You can use fuzzy hashing to find source code reuse. For example, let's say you suspect I reused source code from one of my earlier projects, md5deep, when writing the fuzzy hashing program ssdeep. (Computer scientist types just love when you use a program to analyze itself. Somewhere there are 6.001 geeks dancing with metasyntactic glee as they read this.)
Let's say we have two folders, ssdeep-1.1 and md5deep-1.12. First we record the fuzzy hashes, with relative filenames (the -l switch) to a file:
C:\> ssdeep -lr md5deep-1.12 > hashes.txt
Then we compare those saved hashes with the other directory:
C:\> ssdeep -lrm hashes.txt ssdeep-1.1 ssdeep-1.1\cycles.c matches md5deep-1.12\cycles.c (94) ssdeep-1.1\dig.c matches md5deep-1.12\dig.c (35) ssdeep-1.1\helpers.c matches md5deep-1.12\helpers.c (57)Aha! Those matches indicate source code reuse! A manual examination of the files in question is required to tell exactly what kind of copying occurred, but we've saved ourselves a lot of work!

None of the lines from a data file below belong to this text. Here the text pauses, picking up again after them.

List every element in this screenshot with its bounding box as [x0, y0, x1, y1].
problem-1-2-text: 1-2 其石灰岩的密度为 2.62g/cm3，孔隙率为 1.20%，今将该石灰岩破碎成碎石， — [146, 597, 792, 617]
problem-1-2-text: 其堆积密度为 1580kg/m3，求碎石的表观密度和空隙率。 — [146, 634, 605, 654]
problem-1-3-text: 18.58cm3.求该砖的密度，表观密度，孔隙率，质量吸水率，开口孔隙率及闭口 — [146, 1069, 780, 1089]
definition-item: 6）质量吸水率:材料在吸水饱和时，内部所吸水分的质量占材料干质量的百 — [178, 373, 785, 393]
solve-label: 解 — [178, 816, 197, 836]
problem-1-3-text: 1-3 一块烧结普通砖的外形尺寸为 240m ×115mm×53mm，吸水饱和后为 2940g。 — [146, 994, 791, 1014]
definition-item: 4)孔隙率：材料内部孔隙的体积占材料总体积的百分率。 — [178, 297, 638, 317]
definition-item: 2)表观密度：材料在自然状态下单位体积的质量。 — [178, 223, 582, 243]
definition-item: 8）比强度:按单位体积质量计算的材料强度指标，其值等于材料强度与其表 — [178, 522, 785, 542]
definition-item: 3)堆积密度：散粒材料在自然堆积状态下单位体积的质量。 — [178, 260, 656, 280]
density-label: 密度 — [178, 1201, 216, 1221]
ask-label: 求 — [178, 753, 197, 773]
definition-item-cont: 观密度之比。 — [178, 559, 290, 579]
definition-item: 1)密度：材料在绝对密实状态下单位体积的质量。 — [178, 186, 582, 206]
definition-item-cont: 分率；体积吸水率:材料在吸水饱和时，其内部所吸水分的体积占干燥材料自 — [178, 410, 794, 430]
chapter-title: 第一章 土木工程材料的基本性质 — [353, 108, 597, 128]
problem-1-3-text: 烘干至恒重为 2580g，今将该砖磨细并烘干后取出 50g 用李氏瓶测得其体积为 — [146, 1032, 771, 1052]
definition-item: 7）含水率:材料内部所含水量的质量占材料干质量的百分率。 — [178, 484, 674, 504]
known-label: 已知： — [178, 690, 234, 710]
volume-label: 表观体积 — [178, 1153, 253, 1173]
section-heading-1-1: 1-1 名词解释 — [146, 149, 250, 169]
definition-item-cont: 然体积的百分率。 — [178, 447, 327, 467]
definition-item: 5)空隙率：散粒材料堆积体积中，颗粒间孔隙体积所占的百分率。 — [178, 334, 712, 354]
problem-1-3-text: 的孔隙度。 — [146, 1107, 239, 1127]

For the really geeky, there's a way to do this via one command line, but it will also include all of the matches internal to each directory. Like this:
C:\> ssdeep -lrd md5deep-1.12 ssdeep-1.1 md5deep-1.12\md5.h matches md5deep-1.12\cycles.c (27) md5deep-1.12\sha1.h matches md5deep-1.12\cycles.c (25) md5deep-1.12\sha1.h matches md5deep-1.12\md5.h (58) md5deep-1.12\sha256.h matches md5deep-1.12\cycles.c (25) md5deep-1.12\sha256.h matches md5deep-1.12\md5.h (61) md5deep-1.12\sha256.h matches md5deep-1.12\sha1.h (57) md5deep-1.12\tiger.h matches md5deep-1.12\cycles.c (29) md5deep-1.12\tiger.h matches md5deep-1.12\md5.h (65) md5deep-1.12\tiger.h matches md5deep-1.12\sha1.h (63) md5deep-1.12\tiger.h matches md5deep-1.12\sha256.h (61) ssdeep-1.1\cycles.c matches md5deep-1.12\cycles.c (94) ssdeep-1.1\dig.c matches md5deep-1.12\dig.c (35) ssdeep-1.1\helpers.c matches md5deep-1.12\helpers.c (57)
If you'd like to see the matches in both directions (i.e. for two files A and B that match, see that A matches B and B matches A), use the -p flag instead of -d.